The Fylde Water Company was founded to supply water and remove waste water in the Blackpool, Preston and Blackburn area of NW England. It was renamed and reconstituted as the Fylde Water Board in 1897, and amalgamated with other water suppliers in 1973 to become North West Water Board. On privatisation of the water supply industry it became North West Water plc (private limited company ) and later amalgamated with an Electricity supplier to become United Utilities.

The area covered by Fylde Water Board, while quite densely populated in parts, is small in comparison to the areas covered by the like of Manchester Corporation Waterworks, covering a somewhat similar size area with possibly 20 times the population.
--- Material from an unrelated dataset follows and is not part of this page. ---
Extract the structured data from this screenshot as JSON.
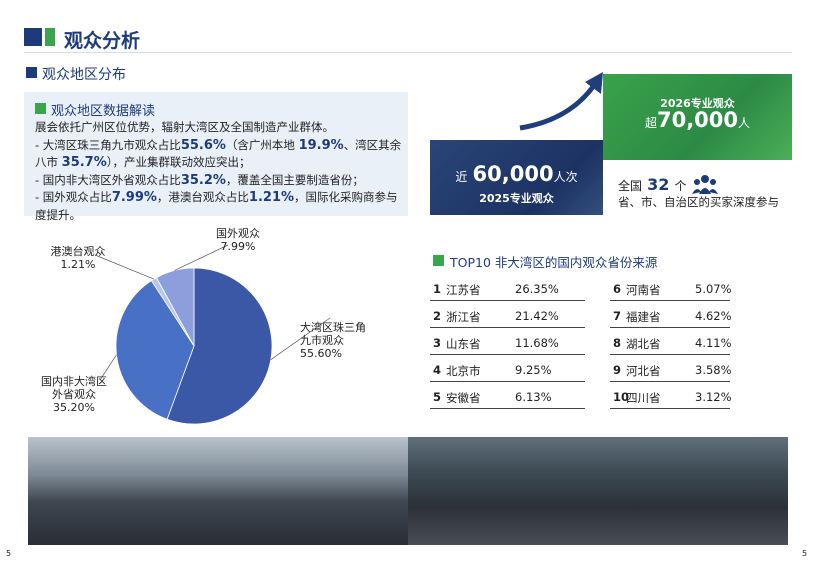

Millions of these stamps would have been overprinted for receipting water supply bills, however very few will have survived- as old collectors held these in even less esteem than perfins (which were destroyed wholesale as being worthless). One of these on an original water bill would be a genuine ephemera "museum piece".

I have googled, as a matter of interest, " Fylde Water Board" and while the amount of information is fairly limited it does produce interesting information about compulsorily purchasing a whole valley and turfing out the population so that a reservoir could be built.

I fear that a combination of increasing population and drought caused by global warming may well lead to history repeating itself. We all take water and sewage so much for granted, but in a complex society we ignore their ramifications at our peril.

While this stamp is intrinsically "worthless", the history it can lead to is priceless.
So much more interesting than the same stamp postally used with a nondescript indeterminate postmark.

Who says stamp collecting is boring?